Afin de faciliter leur réinsertion dans la vie professionnelle, les assurés dont le placement se révèle difficile pour des motifs inhérents au marché du travail peuvent être autorisés à suivre des cours de formation ou de perfectionnement professionnels. La demande d'autorisation doit être présentée à l'ORP au plus tard dix jours avant le début du cours.
Tant les cours individuels que les cours collectifs doivent améliorer substantiellement l'aptitude au placement de l'assuré.
Les cours individuels sont des cours organisés par des institutions de formation et ne sont pas destinés spécialement aux chômeurs, mais peuvent être ouverts aux chômeurs sous certaines conditions.
Les cours collectifs sont conçus et organisés spécialement pour les chômeurs.
Les conseillers en personnel des ORP de votre région vous donneront volontiers tous les renseignements supplémentaires sur les mesures de marché du travail.
Les programmes d'emploi temporaire
Ils sont destinés à faciliter la réinsertion des assurés en leur permettant de maintenir leurs qualifications professionnelles ou d'en acquérir de nouvelles. Ils peuvent également prendre la forme de stages en entreprise ou dans l'administration.
La participation à un programme, dont la durée est normalement de six mois, vous permet d'acquérir de nouvelles références. Les engagements dépendent des possibilités du marché du travail et des compétences des participants. La participation à un programme d'emploi temporaire financé par l'assurance-chômage n'est pas comptée comme nouvelle période de cotisation.
Contribution aux frais de déplacement quotidien et de séjour hebdomadaire
Ces contributions peuvent vous être versées pour un temps limité (au maximum six mois) si vous n'avez pas trouvé d'emploi approprié sur place et accepté de ce fait un emploi très éloigné de votre domicile. Les pendulaires reçoivent le remboursement des frais de déplacement quotidien (abonnement 2e classe), et ceux qui ne peuvent rentrer chez eux qu'en fin de semaine touchent en outre une indemnité forfaitaire pour le logement à l'extérieur et les frais supplémentaires de repas.

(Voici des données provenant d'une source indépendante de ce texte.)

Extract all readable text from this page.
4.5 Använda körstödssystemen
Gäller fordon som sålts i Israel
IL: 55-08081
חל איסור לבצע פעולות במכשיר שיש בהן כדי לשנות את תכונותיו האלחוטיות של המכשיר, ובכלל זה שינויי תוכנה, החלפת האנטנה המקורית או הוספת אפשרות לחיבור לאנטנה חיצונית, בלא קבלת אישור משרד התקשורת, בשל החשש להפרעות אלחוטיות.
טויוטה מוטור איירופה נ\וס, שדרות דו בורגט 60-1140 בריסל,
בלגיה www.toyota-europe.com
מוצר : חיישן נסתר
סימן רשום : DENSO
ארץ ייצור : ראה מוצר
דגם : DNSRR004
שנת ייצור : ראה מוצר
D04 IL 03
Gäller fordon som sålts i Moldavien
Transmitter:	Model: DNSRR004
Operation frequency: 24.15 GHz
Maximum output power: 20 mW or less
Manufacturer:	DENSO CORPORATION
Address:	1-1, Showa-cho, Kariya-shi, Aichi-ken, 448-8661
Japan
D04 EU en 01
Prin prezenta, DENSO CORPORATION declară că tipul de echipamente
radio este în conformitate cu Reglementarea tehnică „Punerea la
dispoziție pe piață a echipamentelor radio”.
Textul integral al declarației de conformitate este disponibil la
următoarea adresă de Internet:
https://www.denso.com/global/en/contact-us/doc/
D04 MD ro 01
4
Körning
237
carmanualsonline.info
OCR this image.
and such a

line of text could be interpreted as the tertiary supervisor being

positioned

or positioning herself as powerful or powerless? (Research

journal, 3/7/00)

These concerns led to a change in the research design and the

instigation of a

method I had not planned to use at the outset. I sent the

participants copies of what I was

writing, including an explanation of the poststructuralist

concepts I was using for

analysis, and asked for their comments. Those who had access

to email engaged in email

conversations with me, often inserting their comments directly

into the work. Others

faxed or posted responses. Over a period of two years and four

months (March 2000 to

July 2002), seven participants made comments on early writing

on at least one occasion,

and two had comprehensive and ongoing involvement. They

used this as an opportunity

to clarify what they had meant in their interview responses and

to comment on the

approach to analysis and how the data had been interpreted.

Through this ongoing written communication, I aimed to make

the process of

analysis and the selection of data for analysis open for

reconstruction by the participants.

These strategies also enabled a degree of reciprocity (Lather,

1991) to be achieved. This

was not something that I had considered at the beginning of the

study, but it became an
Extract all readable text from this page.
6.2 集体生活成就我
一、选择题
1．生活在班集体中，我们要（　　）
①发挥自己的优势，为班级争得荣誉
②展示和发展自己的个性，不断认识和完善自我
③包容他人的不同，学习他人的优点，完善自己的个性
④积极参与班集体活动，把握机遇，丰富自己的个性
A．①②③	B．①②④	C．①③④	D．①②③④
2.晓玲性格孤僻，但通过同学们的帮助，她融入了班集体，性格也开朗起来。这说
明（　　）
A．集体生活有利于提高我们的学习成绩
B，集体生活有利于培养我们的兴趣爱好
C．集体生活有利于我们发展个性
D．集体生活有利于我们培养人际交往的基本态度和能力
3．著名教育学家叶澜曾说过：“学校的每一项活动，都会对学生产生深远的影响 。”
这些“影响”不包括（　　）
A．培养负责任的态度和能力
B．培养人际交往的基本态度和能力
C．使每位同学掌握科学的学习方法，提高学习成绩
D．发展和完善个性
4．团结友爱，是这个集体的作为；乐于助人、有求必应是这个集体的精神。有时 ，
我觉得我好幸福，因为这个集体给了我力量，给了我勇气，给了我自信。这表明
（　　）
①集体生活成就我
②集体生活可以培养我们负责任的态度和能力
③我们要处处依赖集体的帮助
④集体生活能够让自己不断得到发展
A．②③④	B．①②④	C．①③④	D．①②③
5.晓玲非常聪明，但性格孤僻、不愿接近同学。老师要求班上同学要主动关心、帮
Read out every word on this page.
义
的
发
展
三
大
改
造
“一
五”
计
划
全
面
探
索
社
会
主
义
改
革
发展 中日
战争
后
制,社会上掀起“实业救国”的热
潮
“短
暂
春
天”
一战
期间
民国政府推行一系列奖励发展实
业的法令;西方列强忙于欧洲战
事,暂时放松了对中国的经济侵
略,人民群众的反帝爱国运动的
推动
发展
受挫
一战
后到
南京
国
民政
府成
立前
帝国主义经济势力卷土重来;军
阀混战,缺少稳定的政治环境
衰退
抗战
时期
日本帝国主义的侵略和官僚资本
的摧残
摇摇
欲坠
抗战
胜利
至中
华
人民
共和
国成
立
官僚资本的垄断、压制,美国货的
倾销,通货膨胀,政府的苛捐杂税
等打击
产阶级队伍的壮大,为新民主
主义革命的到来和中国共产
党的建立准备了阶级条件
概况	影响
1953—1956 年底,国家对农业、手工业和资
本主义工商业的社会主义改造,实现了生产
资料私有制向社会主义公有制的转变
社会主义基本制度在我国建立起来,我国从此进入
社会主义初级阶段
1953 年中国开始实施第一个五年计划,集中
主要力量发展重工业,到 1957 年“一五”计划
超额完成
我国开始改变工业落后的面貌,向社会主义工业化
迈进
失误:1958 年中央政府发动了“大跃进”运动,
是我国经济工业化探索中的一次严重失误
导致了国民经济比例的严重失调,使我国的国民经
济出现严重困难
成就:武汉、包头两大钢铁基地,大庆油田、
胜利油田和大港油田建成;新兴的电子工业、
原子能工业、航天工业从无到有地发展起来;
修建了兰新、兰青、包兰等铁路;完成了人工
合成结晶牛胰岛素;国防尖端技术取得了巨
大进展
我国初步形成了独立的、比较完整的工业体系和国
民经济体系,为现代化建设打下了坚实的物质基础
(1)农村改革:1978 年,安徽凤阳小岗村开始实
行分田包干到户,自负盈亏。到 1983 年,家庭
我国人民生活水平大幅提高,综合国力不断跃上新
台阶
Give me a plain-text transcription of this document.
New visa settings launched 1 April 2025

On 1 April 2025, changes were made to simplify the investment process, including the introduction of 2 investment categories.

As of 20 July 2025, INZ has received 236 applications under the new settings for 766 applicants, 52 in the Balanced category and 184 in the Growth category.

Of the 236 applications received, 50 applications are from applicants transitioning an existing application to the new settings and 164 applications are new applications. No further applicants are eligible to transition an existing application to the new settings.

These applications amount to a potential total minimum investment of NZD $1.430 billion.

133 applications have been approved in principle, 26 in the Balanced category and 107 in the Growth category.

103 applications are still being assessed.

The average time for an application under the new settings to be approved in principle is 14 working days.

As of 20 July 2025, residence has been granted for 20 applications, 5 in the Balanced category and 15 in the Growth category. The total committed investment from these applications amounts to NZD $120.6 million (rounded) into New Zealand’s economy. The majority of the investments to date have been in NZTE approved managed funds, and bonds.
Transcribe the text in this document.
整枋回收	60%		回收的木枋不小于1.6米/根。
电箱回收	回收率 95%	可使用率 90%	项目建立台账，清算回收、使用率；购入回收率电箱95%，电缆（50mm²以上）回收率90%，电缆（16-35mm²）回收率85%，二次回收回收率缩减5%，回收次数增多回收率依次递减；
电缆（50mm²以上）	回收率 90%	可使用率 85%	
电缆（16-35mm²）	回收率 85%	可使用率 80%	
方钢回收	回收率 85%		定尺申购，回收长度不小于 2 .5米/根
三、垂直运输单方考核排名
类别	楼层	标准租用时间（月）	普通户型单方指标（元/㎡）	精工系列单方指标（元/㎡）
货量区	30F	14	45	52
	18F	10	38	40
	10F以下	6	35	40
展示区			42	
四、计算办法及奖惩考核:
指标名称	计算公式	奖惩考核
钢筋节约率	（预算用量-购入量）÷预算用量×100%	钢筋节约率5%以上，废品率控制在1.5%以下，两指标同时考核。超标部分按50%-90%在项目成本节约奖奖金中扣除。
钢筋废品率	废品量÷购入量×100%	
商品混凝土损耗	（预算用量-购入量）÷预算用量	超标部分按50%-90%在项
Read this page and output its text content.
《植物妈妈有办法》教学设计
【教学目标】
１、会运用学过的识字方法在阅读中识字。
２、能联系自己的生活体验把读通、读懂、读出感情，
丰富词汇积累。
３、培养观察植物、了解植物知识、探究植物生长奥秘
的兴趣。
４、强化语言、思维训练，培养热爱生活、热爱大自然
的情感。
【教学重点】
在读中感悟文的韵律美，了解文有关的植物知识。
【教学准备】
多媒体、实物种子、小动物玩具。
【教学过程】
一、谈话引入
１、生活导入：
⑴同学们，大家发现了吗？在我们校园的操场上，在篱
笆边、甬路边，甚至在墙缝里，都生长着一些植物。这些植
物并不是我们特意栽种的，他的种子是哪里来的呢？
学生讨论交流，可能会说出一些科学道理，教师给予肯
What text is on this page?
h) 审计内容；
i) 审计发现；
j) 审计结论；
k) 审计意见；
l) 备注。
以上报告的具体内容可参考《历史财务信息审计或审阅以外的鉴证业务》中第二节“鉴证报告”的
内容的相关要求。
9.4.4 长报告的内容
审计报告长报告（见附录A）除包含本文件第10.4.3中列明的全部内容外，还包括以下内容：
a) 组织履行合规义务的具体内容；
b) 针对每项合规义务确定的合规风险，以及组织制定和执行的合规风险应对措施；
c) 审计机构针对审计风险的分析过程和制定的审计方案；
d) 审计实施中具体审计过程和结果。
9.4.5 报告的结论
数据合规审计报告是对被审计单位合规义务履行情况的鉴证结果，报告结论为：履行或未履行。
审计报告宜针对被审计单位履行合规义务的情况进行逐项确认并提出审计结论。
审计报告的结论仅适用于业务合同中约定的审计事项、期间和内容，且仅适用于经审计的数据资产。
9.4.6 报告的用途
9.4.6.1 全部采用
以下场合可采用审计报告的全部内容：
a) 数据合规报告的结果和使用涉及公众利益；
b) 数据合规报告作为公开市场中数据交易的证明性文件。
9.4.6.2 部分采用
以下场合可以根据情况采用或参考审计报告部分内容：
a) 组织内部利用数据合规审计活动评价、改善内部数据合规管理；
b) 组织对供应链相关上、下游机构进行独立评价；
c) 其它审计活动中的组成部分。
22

Les allocations de formation
Les allocations de formation permettent aux assurés de plus de 30 ans sans diplôme professionnel d'en acquérir un ou d'apprendre une nouvelle profession si la leur n'est plus demandée. Elles sont versées pour la durée nécessaire à la formation mais au maximum pendant trois ans. L'assuré et l'employeur doivent conclure un contrat d'apprentissage conforme à la loi sur la formation professionnelle.
Les allocations d'initiation au travail
Les allocations d'initiation au travail sont destinées à inciter les employeurs à engager des travailleurs qui, parce qu'ils sont relativement âgés, souffrent d'un handicap physique ou psychique ou ont une formation inadéquate, ne sont pas en mesure de travailler immédiatement à plein rendement, raison pour laquelle les employeurs ne les engageraient pas sans ces allocations. Elles sont allouées normalement pour six mois dans les limites du délai-cadre.
L'encouragement à exercer une activité indépendante
L'assuré qui envisage de se mettre à son compte pour sortir du chômage peut demander une aide pour la période de préparation de son projet (au maximum 90 indemnités journalières spécifiques). Il pourra ainsi se consacrer entièrement à cette préparation puisque pendant qu'il touchera cette aide, il sera libéré de l'obligation de chercher du travail et de contrôle.
L'assuré qui, pendant les six premiers mois de chômage contrôlé, présente à une coopérative de cautionnement un projet mûri d'activité indépendante économiquement fiable - et qui remplit les autres conditions requises pour bénéficier de l'encouragement d'une activité indépendante - peut demander en outre à l'assurance-chômage une prise en charge supplémentaire du risque de pertes de 20%.